SLX Explorer is a flexible, retargetable version of the SLX Mapper with an user-editable abstract multicore model for hardware and software system architects. Its flexibility serves two main use cases. On one hand, it enables architects to search for the best-suited off-the-shelf multicore platform for a given application. On the other hand, it allows to perform "what if" analysis with respect to software and hardware changes to drive exploration, design, and evolution for next generation multicore systems. Examples of what-if queries include (i) analyzing the effects of hypothetical changes in the application workload due to upcoming radio or multimedia standards and (ii) analyzing the effects on application performance of adding processors, memories, and hardware accelerators onthe current multicore architecture. SLX Explorer employs Silexica's abstract platform model and proprietary parallel performance estimation technology, enabling turn-around times 2-3 orders of magnitude faster than state-of-the-art instruction-set simulators.
The SLX Generator uses unique source-to-source compiler technology to produce highly optimized C Code for the individual processors of the target multicore. It receives the optimized software distribution computed by the SLX Mapper and automatically selects the best APIs for task management, synchronization, and communication. The generated C code is tailored for each individual processor, according to the mapping decisions. The output of the SLX Generator can be directly compiled with the individual native C compiler toolchains of the cores in a heterogeneous multicore. The base version of the SLX Generator includes standard parallel programming interfaces such as, Pthreads, SystemC, and MPI. These standard programming models can be used for fast functional software verification on the development host machine. Further versions of SLX Generator are currently available for selected off-the-shelf multicore platforms. New SLX Generator backends may be jointly developed with the customer upon request.

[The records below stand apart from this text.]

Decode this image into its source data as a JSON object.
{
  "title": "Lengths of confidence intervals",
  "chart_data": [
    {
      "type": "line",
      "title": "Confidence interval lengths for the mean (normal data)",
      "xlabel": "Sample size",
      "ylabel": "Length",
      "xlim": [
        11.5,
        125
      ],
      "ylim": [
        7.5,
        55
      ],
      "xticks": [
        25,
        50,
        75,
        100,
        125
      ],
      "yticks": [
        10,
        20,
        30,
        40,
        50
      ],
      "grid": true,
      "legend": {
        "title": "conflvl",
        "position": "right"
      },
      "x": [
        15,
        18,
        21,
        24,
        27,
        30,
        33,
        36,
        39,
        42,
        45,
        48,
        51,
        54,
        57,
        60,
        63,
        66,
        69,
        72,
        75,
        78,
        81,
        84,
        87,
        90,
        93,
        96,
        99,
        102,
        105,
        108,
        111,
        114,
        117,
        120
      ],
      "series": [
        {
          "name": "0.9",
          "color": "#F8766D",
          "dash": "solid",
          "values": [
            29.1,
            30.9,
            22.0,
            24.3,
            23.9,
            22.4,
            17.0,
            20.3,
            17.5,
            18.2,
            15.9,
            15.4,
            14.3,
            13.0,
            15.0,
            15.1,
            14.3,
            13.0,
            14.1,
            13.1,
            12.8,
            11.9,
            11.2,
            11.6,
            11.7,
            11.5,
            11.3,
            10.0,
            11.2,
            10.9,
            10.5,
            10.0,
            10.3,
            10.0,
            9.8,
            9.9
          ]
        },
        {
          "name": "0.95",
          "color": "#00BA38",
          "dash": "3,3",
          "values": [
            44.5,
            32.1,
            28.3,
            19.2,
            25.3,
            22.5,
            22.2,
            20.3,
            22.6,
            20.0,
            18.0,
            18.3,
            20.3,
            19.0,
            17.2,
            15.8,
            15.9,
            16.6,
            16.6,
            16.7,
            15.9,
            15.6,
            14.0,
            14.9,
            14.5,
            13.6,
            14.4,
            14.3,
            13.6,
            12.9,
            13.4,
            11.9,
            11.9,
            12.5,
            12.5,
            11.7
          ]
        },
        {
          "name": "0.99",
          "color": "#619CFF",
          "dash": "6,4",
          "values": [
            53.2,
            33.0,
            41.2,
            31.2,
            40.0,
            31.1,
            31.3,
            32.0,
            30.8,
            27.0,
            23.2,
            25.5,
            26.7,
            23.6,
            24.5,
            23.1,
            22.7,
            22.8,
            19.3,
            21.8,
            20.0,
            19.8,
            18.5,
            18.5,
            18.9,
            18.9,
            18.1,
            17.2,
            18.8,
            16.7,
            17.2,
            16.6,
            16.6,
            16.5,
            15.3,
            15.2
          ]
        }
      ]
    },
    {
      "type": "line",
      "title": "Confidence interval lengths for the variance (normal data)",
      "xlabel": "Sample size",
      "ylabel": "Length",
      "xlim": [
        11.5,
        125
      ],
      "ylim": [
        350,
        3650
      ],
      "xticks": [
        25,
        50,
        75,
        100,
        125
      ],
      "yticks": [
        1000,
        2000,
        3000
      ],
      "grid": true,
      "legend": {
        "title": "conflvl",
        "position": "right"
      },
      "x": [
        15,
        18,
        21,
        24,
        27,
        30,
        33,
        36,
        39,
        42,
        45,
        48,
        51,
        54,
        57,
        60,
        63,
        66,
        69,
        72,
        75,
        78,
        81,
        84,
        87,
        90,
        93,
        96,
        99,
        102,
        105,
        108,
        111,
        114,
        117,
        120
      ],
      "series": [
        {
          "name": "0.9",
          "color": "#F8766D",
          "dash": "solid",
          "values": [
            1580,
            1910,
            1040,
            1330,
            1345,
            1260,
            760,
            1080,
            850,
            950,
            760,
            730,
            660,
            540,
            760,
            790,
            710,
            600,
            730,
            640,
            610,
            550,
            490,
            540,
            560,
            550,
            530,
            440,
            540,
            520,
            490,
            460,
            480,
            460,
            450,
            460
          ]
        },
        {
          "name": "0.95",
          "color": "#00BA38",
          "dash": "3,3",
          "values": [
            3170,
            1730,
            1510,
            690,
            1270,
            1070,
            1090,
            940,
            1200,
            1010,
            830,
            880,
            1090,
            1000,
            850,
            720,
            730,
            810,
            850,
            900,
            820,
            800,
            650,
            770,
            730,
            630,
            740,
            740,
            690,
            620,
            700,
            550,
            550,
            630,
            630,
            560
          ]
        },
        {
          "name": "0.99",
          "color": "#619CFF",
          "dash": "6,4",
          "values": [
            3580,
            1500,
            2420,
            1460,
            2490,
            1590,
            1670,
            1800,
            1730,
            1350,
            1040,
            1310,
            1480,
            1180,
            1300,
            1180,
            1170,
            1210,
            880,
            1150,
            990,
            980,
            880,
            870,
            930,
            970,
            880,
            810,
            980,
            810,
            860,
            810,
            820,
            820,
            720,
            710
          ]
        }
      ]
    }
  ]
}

SLX Mapper receives as input a parallel application specification in form of a process network. This formalism is a natural way to represent streaming applications, and it covers a wide range of dataflow models. With process networks, the application is represented as a collection of processes that communicate over logical buffered channels. The SLX Mapper analyzes the computation and communication patterns of the process network and uses advanced optimization techniques to automatically select (i) the optimal mapping of processes to cores, (ii) the fastest mapping of logical channels to platform memories, and (iii) the most effective memory allocation for the buffers used for inter-process communication. Additionally, the user can specify real-time and resource constraints which are taken into account when computing a solution. Internally, SLX Mapper uses an abstract model of the target multicore architecture as well as fast and accurate software performance estimation technologies. Optionally, measured or estimated power consumption can be used together with performance to drive the mapping optimization within the SLX Mapper. As a final output, the SLX Mapper produces a complete spatial and temporal application mapping that can be forwarded to the SLX Generator, or to the customer's in-house code generator backend.
SLX Parallelizer receives sequential C code as input and semi-automatically turns it into a parallel process network implementation. Internally, it uses static and dynamic code analysis techniques to detect parallelism patterns that are guaranteed to deliver performance improvements in multicores. Example of these patterns areTask-Level Parallelism (TLP), Data-Level Parallelism (DLP) and Pipeline-Level Parallelism (PLP). This structured parallelism is commonly present in multimedia and signal processing applications but is mostly hidden within the sequential implementation. SLX Parallelizer interacts with the programmer to expose this parallelism and performs whole-program analysis and optimizations to decide on the best parallel representation of the application for a given target multicore. The parallelized version can be exported as C code with standard parallel APIs, such as pthreads or MPI, or can be forwarded as a CPN process network into the SLX Mapper for further optimizations and refinement.